Next Generation of TIL Therapy Being Developed for Head and Neck Cancers
When the first commercial tumor infiltrating lymphocyte (TIL) therapy was FDA approved for cutaneous melanoma in February 2024, researchers at Moffitt Cancer Center were already investigating the next generations of TIL for other solid tumor types.
Kedar Kirtane, MD, a medical oncologist in the Head and Neck-Endocrine Oncology Department at Moffitt, is leading a phase 1b clinical trial to determine whether TIL therapy can be successful in treating patients with advanced head and neck squamous cell carcinoma (aHNSCC).
“Eighty percent of our patients on standard of care have disease progression, so it fails most of them,” Kirtane said. “This is a nice way to have a backup plan for those patients to make sure they can live longer and feel better.”
Kedar Kirtane, MD (@DrKedarKirtane) presented at #ASCO24 on the use of TBio-4101 and pembrolizumab in patients with anti-PD-1–resistant, advanced head and neck squamous cell carcinoma. #MoffittASCO24
— Moffitt Cancer Center (@MoffittNews) June 2, 2024
Learn more: https://t.co/tjhtDvkbmg@ASCO pic.twitter.com/lCU2OLmvuL
TIL therapy involves harvesting T cells found within a patient’s tumor, activating and expanding them in the lab and reinfusing those cells into the patient to seek out and destroy cancer. The cell manufacturing process takes on average between eight and 12 weeks.
Background of the trial was presented at the 2024 American Society of Clinical Oncology annual meeting.
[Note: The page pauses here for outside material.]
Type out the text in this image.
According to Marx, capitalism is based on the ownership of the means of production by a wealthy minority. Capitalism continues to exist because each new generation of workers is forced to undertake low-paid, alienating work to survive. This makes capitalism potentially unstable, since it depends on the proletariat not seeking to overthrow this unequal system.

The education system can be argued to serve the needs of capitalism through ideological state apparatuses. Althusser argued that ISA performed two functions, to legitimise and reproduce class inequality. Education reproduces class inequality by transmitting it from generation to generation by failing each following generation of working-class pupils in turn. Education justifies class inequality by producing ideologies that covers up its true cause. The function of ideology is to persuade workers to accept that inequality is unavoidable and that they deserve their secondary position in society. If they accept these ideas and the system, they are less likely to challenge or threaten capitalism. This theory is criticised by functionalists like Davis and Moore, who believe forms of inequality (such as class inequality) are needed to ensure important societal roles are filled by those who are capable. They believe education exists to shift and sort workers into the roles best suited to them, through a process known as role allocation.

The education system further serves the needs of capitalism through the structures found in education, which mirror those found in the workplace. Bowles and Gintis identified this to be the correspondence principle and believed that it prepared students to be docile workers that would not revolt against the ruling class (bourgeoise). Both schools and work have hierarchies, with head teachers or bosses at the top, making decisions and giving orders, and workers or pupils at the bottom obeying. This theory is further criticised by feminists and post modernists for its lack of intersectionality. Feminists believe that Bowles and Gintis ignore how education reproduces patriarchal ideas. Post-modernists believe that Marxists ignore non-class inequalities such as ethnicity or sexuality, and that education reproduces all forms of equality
The trial is enrolling patients between 18 to 75 years old with aHNSCC. Prior to receiving pembrolizumab with or without chemotherapy as first-line standard of care treatment, participants undergo surgery to harvest TILs from their tumor, followed by plasma removal to collect monocytes, a type of white blood cell that are part of the body's innate immune system.
Historically, cell therapies have relied on bulk products that may not effectively select a tumor-reactive T cell population. For this trial, Kirtane wanted to focus on being more selective of which TIL products are made to treat patients.
Kedar Kirtane, MD
“One of the problems with the bulk TIL products is that some of those lymphocytes are not the best ones to recharge,” Kirtane said. “For this trial we wanted to determine which is the best lymphocyte to recharge and grow.”
After the tumors are harvested, patients are then given the standard of care treatment. If their disease progresses, the TIL product will be ready to give to the patient. If the patient’s disease does not progress, then the TIL product is put into storage.
“Right now, we don’t have a standard of care second-line treatment for this type of cancer,” Kirtane said. “There’s no, ‘What do we do next?’ There’s a lot of different trials out there, but my hope is that this tends to be a much more rational approach. What better place to find the cancer fighting machinery than in the cancer itself?”